Bei 30 Grad Sommerhitze haben viele Helfer alte Farbe von den Holzbalken abgekratzt. Der große Saal soll künftig mit Warmluft beheizt werden. Dafür ist der Einbau einer Holzheizung geplant. Zu den Eigenleistungen gehört auch das Schachten eines Kanals quer über den Hof zur Quedlinburger Straße. Angesichts der meist vielen Besucher der Hoffeste und Konzerte musste auch eine Lösung für die vielen Fahrzeuge gefunden werden. Künftig dürfen in Abstimmung mit dem Eigentümer nebenan auf dem Amtshof 80 Autos parken.

"Es hat mich förmlich erschlagen, das ist eine tolle Leistung."

Joachim Langenstraß, Vorsitzender der Leader-Arbeitsgruppe "Rund um den Huy"

Wie Merino-Vereinsvorsitzende Frauke Meenken berichtete, sei Holger Werkmeister meist Tag für Tag mit Rentnern im Einsatz. "Es könnten ruhig ein paar Helfer mehr sein." "Wir sitzen täglich auch zum Abendessen zusammen - ein tolles Miteinander", ergänzte Vereinsmitglied Cordula von Rhade. Nun rücke das nächste, selbst gesteckte Ziel näher: Am 10. November soll im Saal eine große Eröffnungsparty steigen.

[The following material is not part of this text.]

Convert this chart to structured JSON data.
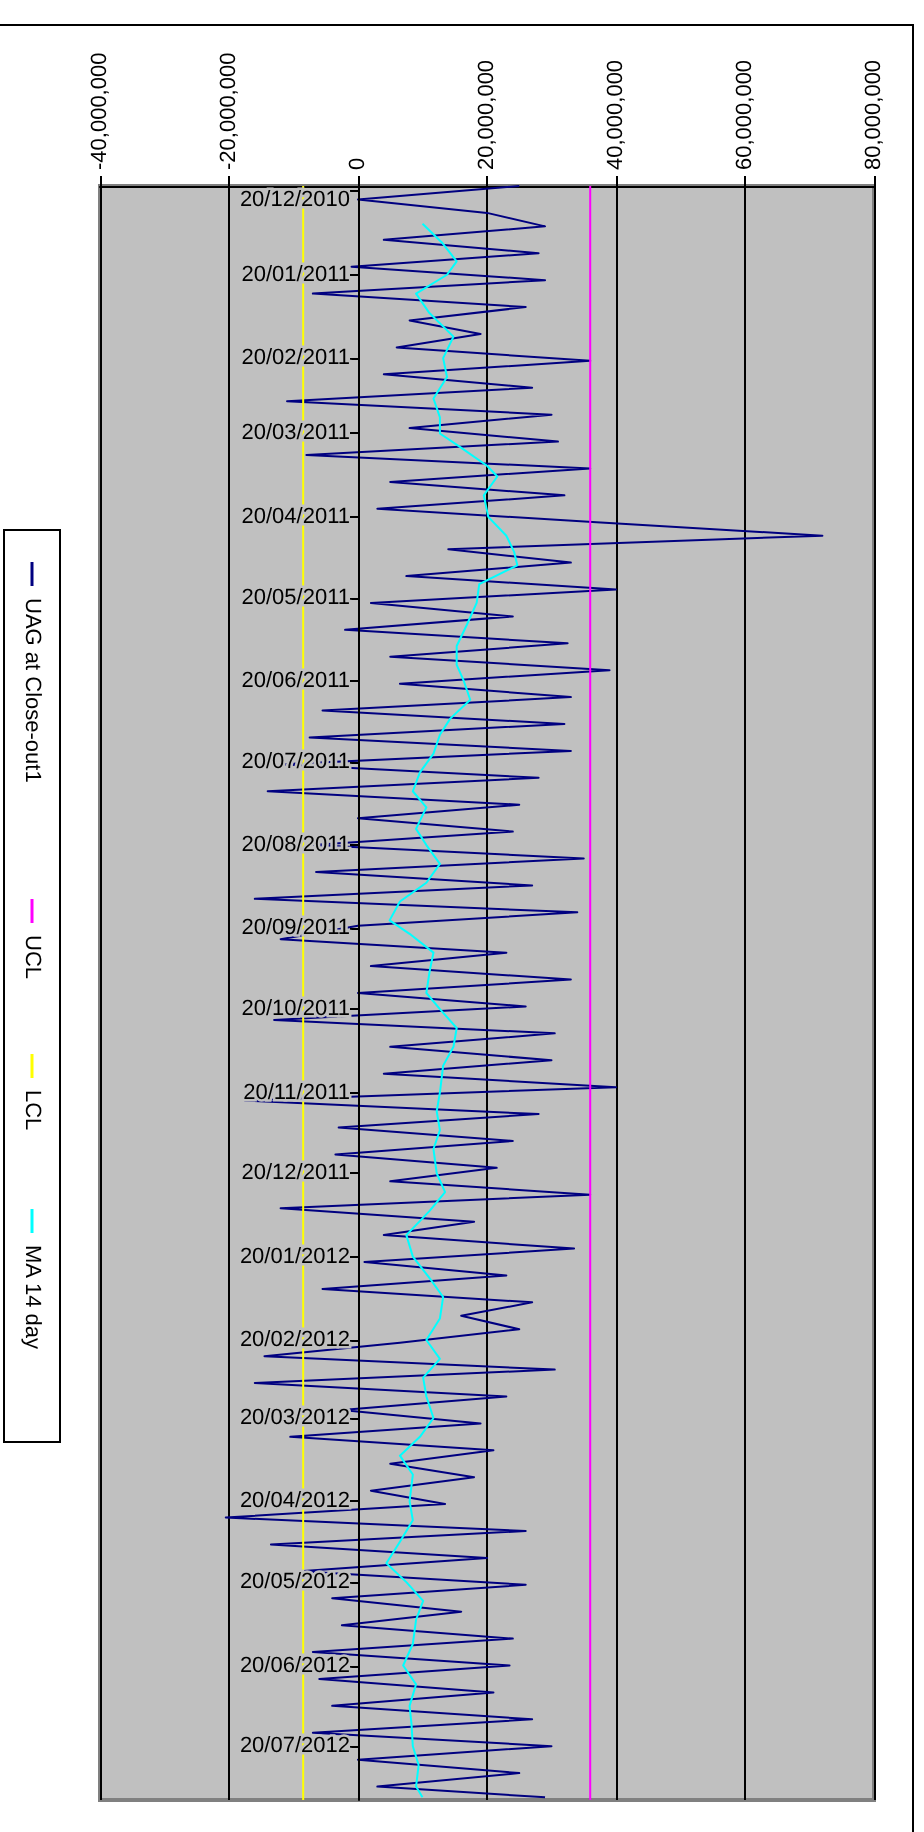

"Es hat mich förmlich erschlagen, das ist eine tolle Leistung", sagte LAG-Vorsitzender Joachim Langenstraß voller Hochachtung. Holger Werkmeister habe das Projekt gekonnt vorgetragen. Es sei erfreulich, dass das Amt für Landwirtschaft es mittrage. Respektvolle Zustimmung kam auch von den anderen Gästen der Arbeitsgruppe, die ansonsten meist mit kleineren Vorhaben zu tun haben. Und: Damit sei jetzt auch gesichert, dass alle vorgegebenen Leader-Mittel in der Region in Höhe von über drei Millionen Euro bis zum Ende der Förderperiode voll ausgegeben werden, freute sich Leader-Manager Michael Schmidt.